A09 Distal radius malunion - two bone osteotomy and factors affecting decision making

27.09.2011 19:22

Autoři/Authors: Kebrle R.(1), Vodička Z(2)

Pracoviště/Workplace: (1) UPCHR Vysoké nad Jizerou, Czech Republic, (2) Ortopedické oddělení, Nemocnice České Budějovice

Délka prezentace/presentation time: 7 min.


Introduction: Distal radius malunion covers “easy” angular or rotational malunions as well as malunions appearing after high energy injury, infection of the fracture or malunions with previous multiple surgical procedures. In certain situations soft tissues are very tight or over all situation is so complicated that simple radial corrective osteotomy is not enough for a good functional result. That is why authors are trying to find factors that do influence decision making whether to do just radial or combined radial and concomitant ulnar osteotomy.

Methods: Authors are presenting group of 10 patients treated with two bone osteotomy at the same time. Pre and postoperative X rays, range of motion, grip strength where studied and all aditional clinical problems where described in this group.

Results: Group analysis revealed that 4 fractures where open, 5 where high energy injuries, 2 where infected, 8 patients had 2-4 previous surgical procedures and 4 had concomitant neurological, vascular or tendon problem preoperatively.
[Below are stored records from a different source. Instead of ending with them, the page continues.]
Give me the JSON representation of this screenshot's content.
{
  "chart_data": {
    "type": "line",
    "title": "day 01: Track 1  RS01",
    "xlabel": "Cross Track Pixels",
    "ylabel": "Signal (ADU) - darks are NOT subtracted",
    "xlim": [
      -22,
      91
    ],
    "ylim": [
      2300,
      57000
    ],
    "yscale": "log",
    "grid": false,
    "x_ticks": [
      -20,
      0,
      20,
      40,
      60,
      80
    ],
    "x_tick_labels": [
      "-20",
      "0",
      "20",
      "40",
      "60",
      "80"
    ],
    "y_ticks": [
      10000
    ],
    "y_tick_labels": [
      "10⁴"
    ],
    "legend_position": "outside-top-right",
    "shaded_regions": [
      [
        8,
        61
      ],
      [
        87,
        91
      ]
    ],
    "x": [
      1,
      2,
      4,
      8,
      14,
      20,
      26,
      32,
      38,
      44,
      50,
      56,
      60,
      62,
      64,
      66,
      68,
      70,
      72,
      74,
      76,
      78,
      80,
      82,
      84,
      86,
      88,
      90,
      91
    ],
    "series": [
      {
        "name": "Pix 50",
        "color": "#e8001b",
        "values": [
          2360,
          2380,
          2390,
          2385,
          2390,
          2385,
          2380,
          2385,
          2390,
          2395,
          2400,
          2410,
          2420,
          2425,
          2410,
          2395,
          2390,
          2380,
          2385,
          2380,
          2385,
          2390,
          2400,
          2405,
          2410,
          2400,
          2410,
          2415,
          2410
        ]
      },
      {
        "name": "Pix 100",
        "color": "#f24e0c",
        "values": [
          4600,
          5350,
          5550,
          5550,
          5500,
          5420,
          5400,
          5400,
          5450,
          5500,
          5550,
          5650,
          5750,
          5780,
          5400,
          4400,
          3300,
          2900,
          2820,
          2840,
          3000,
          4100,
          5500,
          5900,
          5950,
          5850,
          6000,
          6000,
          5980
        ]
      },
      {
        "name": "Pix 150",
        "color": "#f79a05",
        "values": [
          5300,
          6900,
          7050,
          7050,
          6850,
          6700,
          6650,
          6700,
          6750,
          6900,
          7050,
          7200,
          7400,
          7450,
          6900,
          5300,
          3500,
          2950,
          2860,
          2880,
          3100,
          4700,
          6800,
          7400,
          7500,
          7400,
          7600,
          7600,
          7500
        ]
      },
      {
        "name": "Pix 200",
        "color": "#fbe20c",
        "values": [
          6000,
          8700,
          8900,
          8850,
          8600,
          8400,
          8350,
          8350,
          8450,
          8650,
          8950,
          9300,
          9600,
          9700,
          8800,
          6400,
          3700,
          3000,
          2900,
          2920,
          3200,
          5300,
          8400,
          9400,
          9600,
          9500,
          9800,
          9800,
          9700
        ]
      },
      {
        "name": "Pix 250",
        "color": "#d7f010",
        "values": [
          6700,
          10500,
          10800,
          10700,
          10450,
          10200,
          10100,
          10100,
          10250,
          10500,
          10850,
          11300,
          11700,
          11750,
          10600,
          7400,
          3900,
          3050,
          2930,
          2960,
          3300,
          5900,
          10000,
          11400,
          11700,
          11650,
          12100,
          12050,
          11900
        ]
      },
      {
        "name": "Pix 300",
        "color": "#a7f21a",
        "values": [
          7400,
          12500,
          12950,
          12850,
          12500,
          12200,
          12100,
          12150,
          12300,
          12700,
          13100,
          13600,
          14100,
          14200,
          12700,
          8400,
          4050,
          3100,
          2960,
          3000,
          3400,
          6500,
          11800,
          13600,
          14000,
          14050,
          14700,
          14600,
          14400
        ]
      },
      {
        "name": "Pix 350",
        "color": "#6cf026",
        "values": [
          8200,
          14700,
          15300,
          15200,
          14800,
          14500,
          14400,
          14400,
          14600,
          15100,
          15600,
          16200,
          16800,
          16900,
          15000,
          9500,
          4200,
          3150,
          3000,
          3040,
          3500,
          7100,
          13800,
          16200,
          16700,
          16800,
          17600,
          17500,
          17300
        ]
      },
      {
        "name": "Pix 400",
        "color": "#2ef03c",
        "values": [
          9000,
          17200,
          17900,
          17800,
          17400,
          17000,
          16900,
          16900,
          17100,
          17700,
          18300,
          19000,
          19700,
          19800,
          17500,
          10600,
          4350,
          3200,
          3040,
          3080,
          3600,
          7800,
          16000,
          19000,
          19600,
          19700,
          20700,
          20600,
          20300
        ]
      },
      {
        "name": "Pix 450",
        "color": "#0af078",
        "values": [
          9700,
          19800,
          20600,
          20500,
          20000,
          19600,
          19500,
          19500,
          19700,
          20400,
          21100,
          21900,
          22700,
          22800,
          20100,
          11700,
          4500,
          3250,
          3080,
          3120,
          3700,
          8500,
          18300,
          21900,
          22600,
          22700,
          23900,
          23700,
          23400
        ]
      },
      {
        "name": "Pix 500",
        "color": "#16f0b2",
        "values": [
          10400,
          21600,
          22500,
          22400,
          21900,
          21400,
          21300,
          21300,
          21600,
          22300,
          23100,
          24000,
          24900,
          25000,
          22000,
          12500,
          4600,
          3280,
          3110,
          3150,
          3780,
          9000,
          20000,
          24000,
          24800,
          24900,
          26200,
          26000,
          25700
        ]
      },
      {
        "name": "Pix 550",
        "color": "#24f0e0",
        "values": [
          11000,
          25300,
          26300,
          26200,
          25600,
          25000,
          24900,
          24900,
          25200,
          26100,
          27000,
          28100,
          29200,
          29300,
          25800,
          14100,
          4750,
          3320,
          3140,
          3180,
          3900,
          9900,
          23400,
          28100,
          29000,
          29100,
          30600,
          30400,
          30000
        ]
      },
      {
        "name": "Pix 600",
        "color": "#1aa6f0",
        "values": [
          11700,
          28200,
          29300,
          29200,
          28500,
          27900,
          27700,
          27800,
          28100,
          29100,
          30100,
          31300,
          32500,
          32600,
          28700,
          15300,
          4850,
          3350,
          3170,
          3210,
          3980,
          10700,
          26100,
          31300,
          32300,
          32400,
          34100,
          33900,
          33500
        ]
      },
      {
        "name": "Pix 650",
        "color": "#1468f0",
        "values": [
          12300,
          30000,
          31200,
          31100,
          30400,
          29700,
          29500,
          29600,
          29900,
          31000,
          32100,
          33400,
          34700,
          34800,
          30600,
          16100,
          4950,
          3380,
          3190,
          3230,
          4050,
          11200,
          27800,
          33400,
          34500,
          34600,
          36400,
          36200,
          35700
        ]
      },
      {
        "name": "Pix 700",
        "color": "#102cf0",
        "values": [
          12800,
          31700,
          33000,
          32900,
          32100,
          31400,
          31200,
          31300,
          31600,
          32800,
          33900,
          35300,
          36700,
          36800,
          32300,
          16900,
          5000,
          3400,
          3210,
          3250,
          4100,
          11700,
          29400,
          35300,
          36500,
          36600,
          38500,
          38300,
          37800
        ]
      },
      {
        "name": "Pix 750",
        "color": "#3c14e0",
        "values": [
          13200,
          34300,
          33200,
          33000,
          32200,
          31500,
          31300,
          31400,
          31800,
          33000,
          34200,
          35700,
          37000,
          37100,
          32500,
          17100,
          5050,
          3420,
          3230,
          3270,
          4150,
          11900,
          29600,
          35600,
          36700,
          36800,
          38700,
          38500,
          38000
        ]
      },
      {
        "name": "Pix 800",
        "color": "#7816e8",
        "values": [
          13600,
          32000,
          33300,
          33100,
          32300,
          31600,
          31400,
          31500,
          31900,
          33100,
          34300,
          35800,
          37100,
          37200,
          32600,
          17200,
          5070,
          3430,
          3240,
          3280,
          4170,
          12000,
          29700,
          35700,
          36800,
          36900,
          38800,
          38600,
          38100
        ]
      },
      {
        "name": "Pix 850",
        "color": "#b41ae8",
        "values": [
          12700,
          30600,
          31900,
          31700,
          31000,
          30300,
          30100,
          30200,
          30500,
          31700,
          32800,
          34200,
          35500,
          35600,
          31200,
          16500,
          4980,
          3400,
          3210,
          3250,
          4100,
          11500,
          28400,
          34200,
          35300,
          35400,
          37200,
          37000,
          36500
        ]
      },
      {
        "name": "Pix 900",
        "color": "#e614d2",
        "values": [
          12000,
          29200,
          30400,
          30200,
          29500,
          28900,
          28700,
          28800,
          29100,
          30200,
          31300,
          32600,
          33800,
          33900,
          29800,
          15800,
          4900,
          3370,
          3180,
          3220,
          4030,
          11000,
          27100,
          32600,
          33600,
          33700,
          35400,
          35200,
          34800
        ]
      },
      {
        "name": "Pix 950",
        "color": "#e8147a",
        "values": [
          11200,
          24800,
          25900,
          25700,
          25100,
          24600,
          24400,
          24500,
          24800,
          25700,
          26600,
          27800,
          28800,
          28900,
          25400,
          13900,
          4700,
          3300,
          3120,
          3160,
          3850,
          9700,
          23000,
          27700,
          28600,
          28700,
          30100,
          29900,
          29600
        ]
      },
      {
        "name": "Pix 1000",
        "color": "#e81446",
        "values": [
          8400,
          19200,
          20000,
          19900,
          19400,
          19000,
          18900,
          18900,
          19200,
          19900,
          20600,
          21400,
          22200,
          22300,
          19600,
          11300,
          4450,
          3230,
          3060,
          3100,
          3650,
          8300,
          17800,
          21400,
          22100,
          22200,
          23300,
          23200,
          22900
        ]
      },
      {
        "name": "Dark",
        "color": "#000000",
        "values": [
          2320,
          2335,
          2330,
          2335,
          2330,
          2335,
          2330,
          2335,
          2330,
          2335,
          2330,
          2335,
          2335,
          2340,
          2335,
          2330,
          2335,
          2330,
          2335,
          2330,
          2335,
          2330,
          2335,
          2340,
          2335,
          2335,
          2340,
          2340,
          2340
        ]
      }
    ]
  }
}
Deformities varied from 2-20 mm of radial shortening, 70 degrees of volar to 55 of dorsal angulation and minus 20 to plus 18 degrees of ulnar inclination. Extension of the wrist averaged 31 degrees, flexion 34 degrees, supination 34 degrees and forarm pronation 34 degrees. The average grip strentgh was of 17 kilograms compared to 33 on contralateral side.
At an average of 10,8 months (range, 6 to 17 months) radial shortening improved from 9,9mm to 0,8mm, volar inclination improved to 14,3 degrees and ulnar inclination to 14,9 degrees. Range of motion changed from  34 to 59 degrees of  extension, 31 to 46 degrees of flexion, 34 to 62 degrees of supination and 34 to 65 degrees of pronation. Grip strength improved from 17,25 to 31,25 kg.

Discussion: Concomitant radius and ulnar osteotomy is a big surgery but valuable way of treatment of distal radius malunion in cases of severe soft tissue impairment as it happens in cases of high energy and open injuries, in previously infected cases and in cases after multiple surgeries. All these factors are aggravating soft tissue tension and increasing risk of postoperative stiffness. 9 patients have had different types of bony procedures, soft tissue complications or algodystrophy. All needed individual approach and type of osteotomy but all have had reasonable functional and cosmetic improvement.